Ana Paula Siqueira
A maioria dos presidiários no Brasil tem uma cara: são homens de 18 a 24 anos, com baixa escolaridade e que não estão detidos pela primeira vez. Os dados são do Departamento Penitenciário Nacional (Depen), que indicam a existência de um déficit de 200 mil vagas nos presídios. Na Câmara, uma CPI se propõe a buscar soluções para o sistema carcerário brasileiro. Ela foi criada um dia antes do massacre da cadeia de Ponte Nova (MG), onde 25 presos morreram carbonizados numa briga entre gangues rivais.
No Brasil, existem cerca de 420 mil pessoas cumprindo pena – grande parte delas em recintos precários e provisórios, devido à superlotação dos presídios, causada pelo déficit de vagas. Um fator que aparece com muita freqüência nas estatísticas negativas, relacionadas com todo tipo de problemas sociais, é a baixa escolaridade.
Essa característica parece ter relação direta com o cometimento dos crimes. A maioria dos homens e mulheres que estão sob a punição máxima da lei brasileira não chegou a completar o ensino fundamental. São quase 150 mil pessoas, o que equivale a aproximadamente 35% do total de presos. Por outro lado, apenas 1.463 presidiários (menos de 1% do total) têm curso superior e 58 fizeram pós-graduação.
Para o relator da CPI do Sistema Carcerário da Câmara, deputado Domingos Dutra (PT-MA), a superlotação dos presídios, cadeias e delegacias pode ser a origem real para todos os outros problemas que afetam o setor. “Isso avilta a situação dos presos, que se concentram num curto espaço físico. Além disso, desfigura a Lei de Execução Penal, que prevê a individualização da pena”, afirmou.
O professor Antônio Flávio Testa, cientista político e especialista em segurança pública, concorda que "o sistema é precário ". “O Estado não tem condições de cumprir as suas próprias determinações."
Reincidência alta
Mesmo considerando-se o fato de muitas secretarias de Segurança Pública estaduais não enviarem informações ao Depen, constata-se que a maioria dos detentos não está presa pela primeira vez. Entre os homens, os reincidentes são mais de 90 mil. Isso reforça o argumento de parlamentares e especialistas que defendem a reintegração dos presos através dos programas de ressocialização.
O presidente da CPI do Sistema Carcerário, deputado Neucimar Fraga (PR-ES), lembra da existência da idéia de que investir em quantidade e qualidade de presídios é "regalia para presos". Ele defende que isso tem que ser modificado. Fraga acredita que, sem investimentos nos programas de ressocialização e, principalmente, na viabilização das penas alternativas, a crise não poderá ser superada.

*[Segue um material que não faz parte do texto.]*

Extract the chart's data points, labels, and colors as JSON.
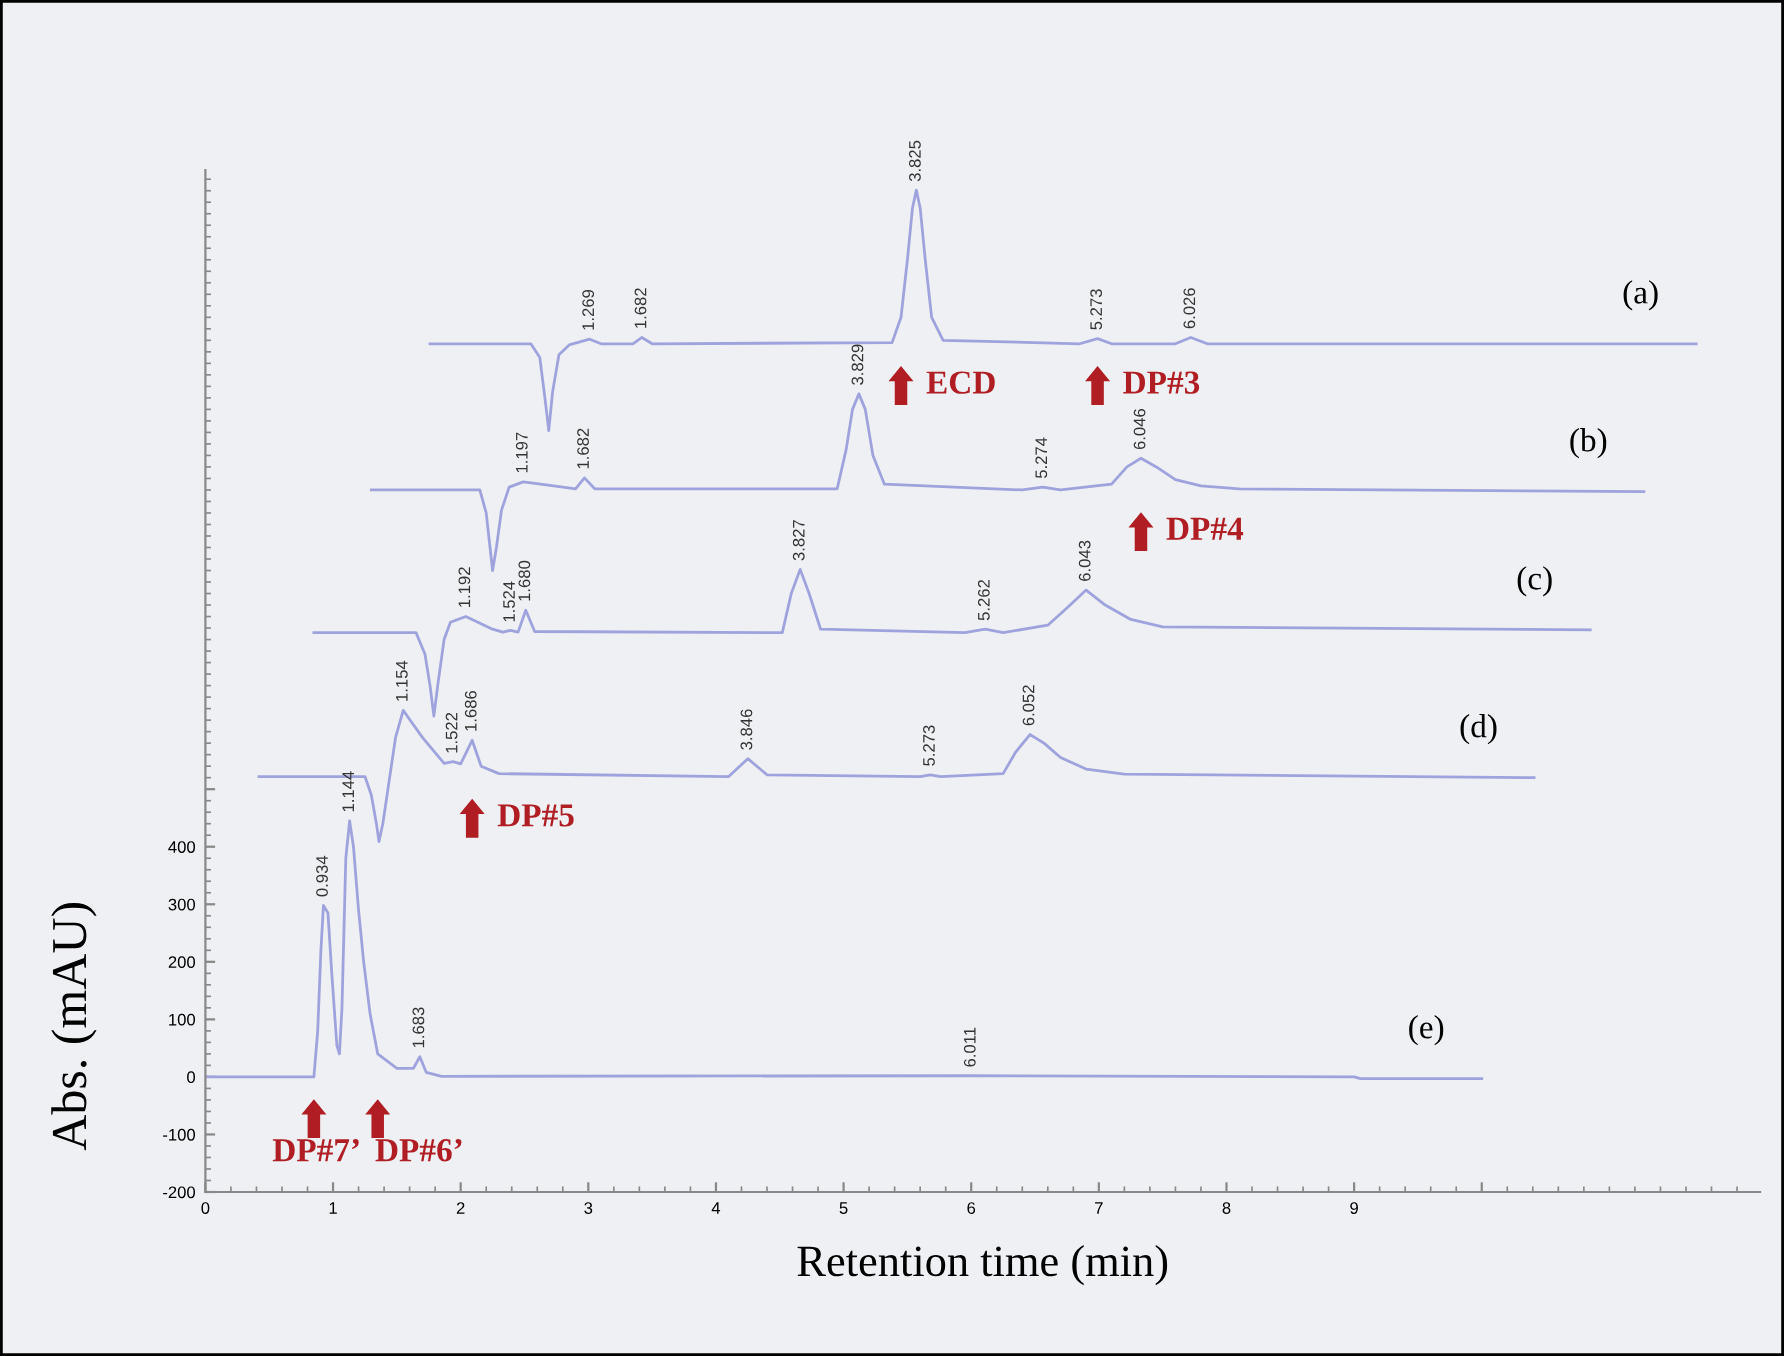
{
  "chart_data": {
    "type": "line",
    "xlabel": "Retention time (min)",
    "ylabel": "Abs. (mAU)",
    "xlim": [
      0,
      12.18
    ],
    "ylim": [
      -200,
      1576
    ],
    "xticks": [
      0,
      1,
      2,
      3,
      4,
      5,
      6,
      7,
      8,
      9,
      {
        "value": 10,
        "label": null
      }
    ],
    "yticks": [
      -200,
      -100,
      0,
      100,
      200,
      300,
      400,
      {
        "value": 500,
        "label": null
      }
    ],
    "grid": false,
    "legend": false,
    "marker": "none",
    "line_style": "solid",
    "series": [
      {
        "name": "(a)",
        "color": "#9fa3dd",
        "x": [
          1.76,
          2.55,
          2.62,
          2.66,
          2.69,
          2.72,
          2.77,
          2.85,
          3.01,
          3.1,
          3.35,
          3.42,
          3.5,
          5.38,
          5.45,
          5.5,
          5.54,
          5.57,
          5.6,
          5.64,
          5.69,
          5.78,
          6.85,
          6.99,
          7.1,
          7.6,
          7.72,
          7.85,
          11.68
        ],
        "values": [
          1274,
          1274,
          1250,
          1180,
          1123,
          1190,
          1255,
          1272,
          1282,
          1274,
          1274,
          1285,
          1274,
          1276,
          1320,
          1420,
          1510,
          1541,
          1510,
          1420,
          1320,
          1280,
          1274,
          1283,
          1274,
          1274,
          1285,
          1274,
          1274
        ]
      },
      {
        "name": "(b)",
        "color": "#9fa3dd",
        "x": [
          1.3,
          2.15,
          2.2,
          2.23,
          2.25,
          2.28,
          2.32,
          2.38,
          2.49,
          2.7,
          2.9,
          2.97,
          3.05,
          4.95,
          5.02,
          5.07,
          5.12,
          5.17,
          5.23,
          5.32,
          6.4,
          6.56,
          6.7,
          7.1,
          7.22,
          7.33,
          7.45,
          7.6,
          7.8,
          8.1,
          11.27
        ],
        "values": [
          1020,
          1020,
          980,
          920,
          880,
          920,
          985,
          1025,
          1034,
          1028,
          1022,
          1041,
          1022,
          1022,
          1090,
          1160,
          1187,
          1160,
          1080,
          1030,
          1020,
          1025,
          1020,
          1030,
          1060,
          1075,
          1060,
          1038,
          1027,
          1022,
          1017
        ]
      },
      {
        "name": "(c)",
        "color": "#9fa3dd",
        "x": [
          0.85,
          1.65,
          1.72,
          1.76,
          1.79,
          1.82,
          1.87,
          1.92,
          2.04,
          2.25,
          2.33,
          2.39,
          2.45,
          2.51,
          2.58,
          4.52,
          4.59,
          4.66,
          4.73,
          4.82,
          5.95,
          6.11,
          6.25,
          6.6,
          6.75,
          6.9,
          7.05,
          7.25,
          7.5,
          10.85
        ],
        "values": [
          772,
          772,
          735,
          680,
          627,
          680,
          760,
          790,
          800,
          778,
          773,
          776,
          773,
          811,
          774,
          772,
          840,
          882,
          840,
          778,
          772,
          778,
          772,
          785,
          815,
          846,
          820,
          795,
          782,
          777
        ]
      },
      {
        "name": "(d)",
        "color": "#9fa3dd",
        "x": [
          0.42,
          1.25,
          1.3,
          1.34,
          1.36,
          1.39,
          1.43,
          1.49,
          1.55,
          1.62,
          1.7,
          1.87,
          1.94,
          2.0,
          2.09,
          2.16,
          2.3,
          4.1,
          4.25,
          4.4,
          5.6,
          5.68,
          5.76,
          6.25,
          6.35,
          6.46,
          6.57,
          6.7,
          6.9,
          7.2,
          10.41
        ],
        "values": [
          522,
          522,
          490,
          440,
          409,
          440,
          500,
          590,
          637,
          615,
          590,
          545,
          548,
          544,
          585,
          540,
          527,
          522,
          553,
          525,
          522,
          525,
          522,
          527,
          565,
          595,
          580,
          555,
          535,
          526,
          520
        ]
      },
      {
        "name": "(e)",
        "color": "#9fa3dd",
        "x": [
          0,
          0.85,
          0.88,
          0.905,
          0.925,
          0.96,
          0.99,
          1.03,
          1.05,
          1.07,
          1.1,
          1.13,
          1.16,
          1.2,
          1.24,
          1.29,
          1.35,
          1.5,
          1.63,
          1.68,
          1.73,
          1.85,
          6.0,
          9.0,
          9.05,
          10.0
        ],
        "values": [
          0,
          0,
          80,
          220,
          298,
          285,
          180,
          55,
          40,
          120,
          380,
          445,
          400,
          290,
          200,
          110,
          40,
          15,
          15,
          35,
          8,
          1,
          2,
          0,
          -3,
          -3
        ]
      }
    ],
    "annotations": [
      {
        "text": "1.269",
        "x": 3.01,
        "y": 1282
      },
      {
        "text": "1.682",
        "x": 3.42,
        "y": 1285
      },
      {
        "text": "3.825",
        "x": 5.57,
        "y": 1541
      },
      {
        "text": "5.273",
        "x": 6.99,
        "y": 1283
      },
      {
        "text": "6.026",
        "x": 7.72,
        "y": 1285
      },
      {
        "text": "1.197",
        "x": 2.49,
        "y": 1034
      },
      {
        "text": "1.682",
        "x": 2.97,
        "y": 1041
      },
      {
        "text": "3.829",
        "x": 5.12,
        "y": 1187
      },
      {
        "text": "5.274",
        "x": 6.56,
        "y": 1025
      },
      {
        "text": "6.046",
        "x": 7.33,
        "y": 1075
      },
      {
        "text": "1.192",
        "x": 2.04,
        "y": 800
      },
      {
        "text": "1.524",
        "x": 2.39,
        "y": 775
      },
      {
        "text": "1.680",
        "x": 2.51,
        "y": 811
      },
      {
        "text": "3.827",
        "x": 4.66,
        "y": 882
      },
      {
        "text": "5.262",
        "x": 6.11,
        "y": 778
      },
      {
        "text": "6.043",
        "x": 6.9,
        "y": 846
      },
      {
        "text": "1.154",
        "x": 1.55,
        "y": 637
      },
      {
        "text": "1.522",
        "x": 1.94,
        "y": 547
      },
      {
        "text": "1.686",
        "x": 2.09,
        "y": 585
      },
      {
        "text": "3.846",
        "x": 4.25,
        "y": 553
      },
      {
        "text": "5.273",
        "x": 5.68,
        "y": 525
      },
      {
        "text": "6.052",
        "x": 6.46,
        "y": 595
      },
      {
        "text": "0.934",
        "x": 0.925,
        "y": 298
      },
      {
        "text": "1.144",
        "x": 1.13,
        "y": 445
      },
      {
        "text": "1.683",
        "x": 1.68,
        "y": 35
      },
      {
        "text": "6.011",
        "x": 6.0,
        "y": 2
      },
      {
        "text": "ECD",
        "x": 5.45,
        "y": 1320
      },
      {
        "text": "DP#3",
        "x": 6.99,
        "y": 1283
      },
      {
        "text": "DP#4",
        "x": 7.33,
        "y": 1075
      },
      {
        "text": "DP#5",
        "x": 2.09,
        "y": 585
      },
      {
        "text": "DP#7’",
        "x": 0.85,
        "y": 0
      },
      {
        "text": "DP#6’",
        "x": 1.35,
        "y": 40
      }
    ]
  }
}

Alternativas à superlotação
A adoção de penas alternativas pode ajudar a acabar com a superlotação. Segundo especialistas, além de incentivarem a ressocialização, elas contribuem para os condenados não ficarem isolados e ociosos dentro de uma penitenciária. Um dos defensores da idéia é Jomar Alves Moreno, presidente da Comissão de Direitos Humanos da Ordem dos Advogados do Brasil no Distrito Federal.
Segundo ele, se fossem dadas condições aos juízes de expedirem penas alternativas à prisão, o número de internos cairia de 30% a 40%. Hoje, alega-se que as medidas alternativas são pouco utilizadas por não haver estrutura para fiscalizar o cumprimento delas.
Além de diminuir os gastos com os presos, essas punições teriam caráter educativo e não permitiriam que criminosos de vários tipos ficassem juntos. Atualmente, não há separação dos presos por tipo de crime.
Domingos Dutra acha importante isolar criminosos perigosos dos que cometeram delitos pequenos. Ele defende a criação, em cada presídio, de comissões de classificação para fazer essa triagem. “Há verdadeira salada de presos. Não se pode deixar um traficante de drogas na mesma cela em que está alguém preso por pequenos desentendimentos.”
Irrecuperáveis
Flávio Testa não acredita que todos os presos possam ser recuperados. Problemas de ordem estrutural e cultural, originados pela desestruturação familiar e desamparo do Estado, fazem, segundo ele, com que muitos não consigam se ressocializar. Por isso, ele enfatiza que apenas as medidas punitivas não são suficientes.
O especialista cita outros fatores responsáveis pelo caráter crônico da crise do sistema carcerário. “A falta de investimento no planejamento familiar, na geração de emprego e renda e a construção de uma mentalidade que se guie pela formalidade e pela legalidade são fatores de fundamental importância para diminuir os altos índices de criminalidade", concluiu Testa.
Verbas travadas
O contingenciamento de verbas para a segurança pública é apontado pelo especialista como outro fator que incide na crise do sistema carcerário. Mas, segundo Fraga, desde o ano passado, esse problema não acontece e liberação de dinheiro para a área está normalizada.